With EFI present, it is not possible to complete the installation without an internet connection. Period. Even if you open a shell and manually preinstall the necessary packages (which *are* present on the live iso), the installer is hard coded to download the EFI related packages from the online public repos. It never even bothers to check if those packages are already installed, nor does it try to install them from the iso. Since VLAN's don't exist in Mint's world, if your only network connection requires VLAN tagging, you're completely out of luck. For that matter, if for any other reason you don't have internet access during the install, you're completely out of luck if you booted from the EFI loader.
Also absent are GPT partition management utilities. In general, it seems like it would be best if you just didn't start the Mint install until you'd already burned a bootable image of Parted Magic in preparation for having to do any partition editing.
tail
During install, the tail command does not work at all. Nor tailf. It shows you the last few lines of the file and just sits there with its thumb up its ass. I found a forum post where someone mentioned this issue a year (and a few Mint versions) or so ago with no response. I don't really like using less and its "F" function to follow files, but at least it works.
ssh
sshd host keys don't get generated. If you're expecting to immediately be able to ssh into your newly installed Mint host, forget it. There may be an official and proper way of doing this, but fortunately I had saved my host keys from my last Linux desktop distro so I just restored those right into place with no fuss.

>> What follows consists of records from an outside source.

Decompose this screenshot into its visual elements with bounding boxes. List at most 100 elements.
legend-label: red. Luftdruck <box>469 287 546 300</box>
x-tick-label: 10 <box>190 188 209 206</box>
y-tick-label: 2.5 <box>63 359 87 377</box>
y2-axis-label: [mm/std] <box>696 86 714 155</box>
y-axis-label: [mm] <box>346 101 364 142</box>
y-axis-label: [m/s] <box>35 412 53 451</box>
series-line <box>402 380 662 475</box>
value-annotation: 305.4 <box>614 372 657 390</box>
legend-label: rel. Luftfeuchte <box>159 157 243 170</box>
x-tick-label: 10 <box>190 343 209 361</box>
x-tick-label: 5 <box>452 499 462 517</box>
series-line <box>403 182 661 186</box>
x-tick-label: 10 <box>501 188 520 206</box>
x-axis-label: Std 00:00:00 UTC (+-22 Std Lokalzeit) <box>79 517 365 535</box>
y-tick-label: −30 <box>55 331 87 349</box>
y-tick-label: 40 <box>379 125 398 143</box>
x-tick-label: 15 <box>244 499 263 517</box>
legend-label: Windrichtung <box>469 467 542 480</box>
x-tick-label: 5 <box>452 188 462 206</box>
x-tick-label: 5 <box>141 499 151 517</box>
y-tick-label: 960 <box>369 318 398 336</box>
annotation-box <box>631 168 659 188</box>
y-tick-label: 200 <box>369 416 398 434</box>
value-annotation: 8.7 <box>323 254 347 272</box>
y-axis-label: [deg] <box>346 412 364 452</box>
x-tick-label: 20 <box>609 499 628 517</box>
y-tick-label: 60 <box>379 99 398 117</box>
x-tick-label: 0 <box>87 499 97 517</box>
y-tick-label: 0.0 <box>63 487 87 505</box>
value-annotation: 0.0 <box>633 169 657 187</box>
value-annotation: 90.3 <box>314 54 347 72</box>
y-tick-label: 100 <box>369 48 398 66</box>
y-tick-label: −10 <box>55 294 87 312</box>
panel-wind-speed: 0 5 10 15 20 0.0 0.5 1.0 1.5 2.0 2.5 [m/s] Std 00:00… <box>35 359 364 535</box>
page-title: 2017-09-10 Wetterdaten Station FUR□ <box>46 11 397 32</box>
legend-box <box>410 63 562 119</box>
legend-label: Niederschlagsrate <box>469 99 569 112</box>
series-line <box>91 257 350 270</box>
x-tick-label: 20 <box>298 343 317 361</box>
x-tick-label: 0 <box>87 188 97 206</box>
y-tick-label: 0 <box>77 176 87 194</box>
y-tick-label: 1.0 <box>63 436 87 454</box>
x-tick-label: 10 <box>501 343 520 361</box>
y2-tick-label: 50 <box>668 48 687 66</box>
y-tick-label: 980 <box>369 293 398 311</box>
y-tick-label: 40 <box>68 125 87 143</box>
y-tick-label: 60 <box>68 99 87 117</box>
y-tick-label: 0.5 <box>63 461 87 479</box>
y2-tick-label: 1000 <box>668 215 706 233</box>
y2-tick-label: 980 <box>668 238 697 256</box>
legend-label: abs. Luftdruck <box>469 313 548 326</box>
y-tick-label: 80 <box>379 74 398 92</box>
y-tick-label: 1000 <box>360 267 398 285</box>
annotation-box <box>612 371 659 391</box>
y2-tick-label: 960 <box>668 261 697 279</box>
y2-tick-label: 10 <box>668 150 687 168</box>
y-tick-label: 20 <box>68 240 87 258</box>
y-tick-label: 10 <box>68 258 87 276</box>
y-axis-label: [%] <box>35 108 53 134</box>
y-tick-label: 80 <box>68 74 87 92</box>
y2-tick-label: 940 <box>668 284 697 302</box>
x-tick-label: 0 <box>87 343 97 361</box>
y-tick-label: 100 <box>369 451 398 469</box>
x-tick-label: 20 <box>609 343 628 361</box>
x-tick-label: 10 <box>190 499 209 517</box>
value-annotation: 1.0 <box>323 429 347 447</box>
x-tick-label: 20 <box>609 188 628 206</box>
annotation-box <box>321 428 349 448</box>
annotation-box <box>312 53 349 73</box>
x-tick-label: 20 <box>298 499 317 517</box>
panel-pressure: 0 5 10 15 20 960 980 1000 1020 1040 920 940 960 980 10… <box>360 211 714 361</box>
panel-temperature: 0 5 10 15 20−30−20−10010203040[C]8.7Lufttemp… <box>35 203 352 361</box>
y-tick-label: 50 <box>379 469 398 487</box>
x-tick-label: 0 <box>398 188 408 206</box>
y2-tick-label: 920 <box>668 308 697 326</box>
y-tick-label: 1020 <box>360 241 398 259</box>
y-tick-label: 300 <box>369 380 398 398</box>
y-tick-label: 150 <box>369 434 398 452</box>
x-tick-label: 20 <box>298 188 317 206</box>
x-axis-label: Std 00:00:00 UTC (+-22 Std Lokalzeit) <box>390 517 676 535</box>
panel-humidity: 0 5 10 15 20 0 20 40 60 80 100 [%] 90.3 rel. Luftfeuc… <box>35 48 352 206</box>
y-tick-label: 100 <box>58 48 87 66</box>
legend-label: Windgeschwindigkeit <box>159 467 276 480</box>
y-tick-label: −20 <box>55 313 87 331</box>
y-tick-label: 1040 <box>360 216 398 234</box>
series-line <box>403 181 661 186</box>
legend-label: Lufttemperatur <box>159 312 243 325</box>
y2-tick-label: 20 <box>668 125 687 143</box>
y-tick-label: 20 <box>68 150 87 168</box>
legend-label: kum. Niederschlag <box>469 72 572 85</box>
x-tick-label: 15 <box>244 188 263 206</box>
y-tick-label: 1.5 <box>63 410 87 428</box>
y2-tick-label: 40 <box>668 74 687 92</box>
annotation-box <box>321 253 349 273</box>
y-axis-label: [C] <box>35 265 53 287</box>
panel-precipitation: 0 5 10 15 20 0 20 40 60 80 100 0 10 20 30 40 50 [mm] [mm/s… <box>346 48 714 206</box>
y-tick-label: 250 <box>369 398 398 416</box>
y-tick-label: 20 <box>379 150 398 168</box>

Minor missing package nits:
gnu screen
socat
kgpg
Some popular but missing packages...
Try installing taskjuggler. Go ahead. With no ruby knowledge. Just try it.
Despite the well rounded stock repos, once going outside their scope, I feel like I'm really up the creek. Being an rpm guy, though familiar with package management in general, normally I know exactly what to do in any situation. Everything from how to find the difficult-to-find packages, to porting source rpm files from other distros, to building my own packages from the spec up I have no problem handling. I've even automated building Solaris packages on my own. I'm no stranger to this. Yet every time I go looking for HOWTO docs on deb packages, I feel like I'm looking at VCR schematics when generally all I want to do is stop the time from flashing 12:00.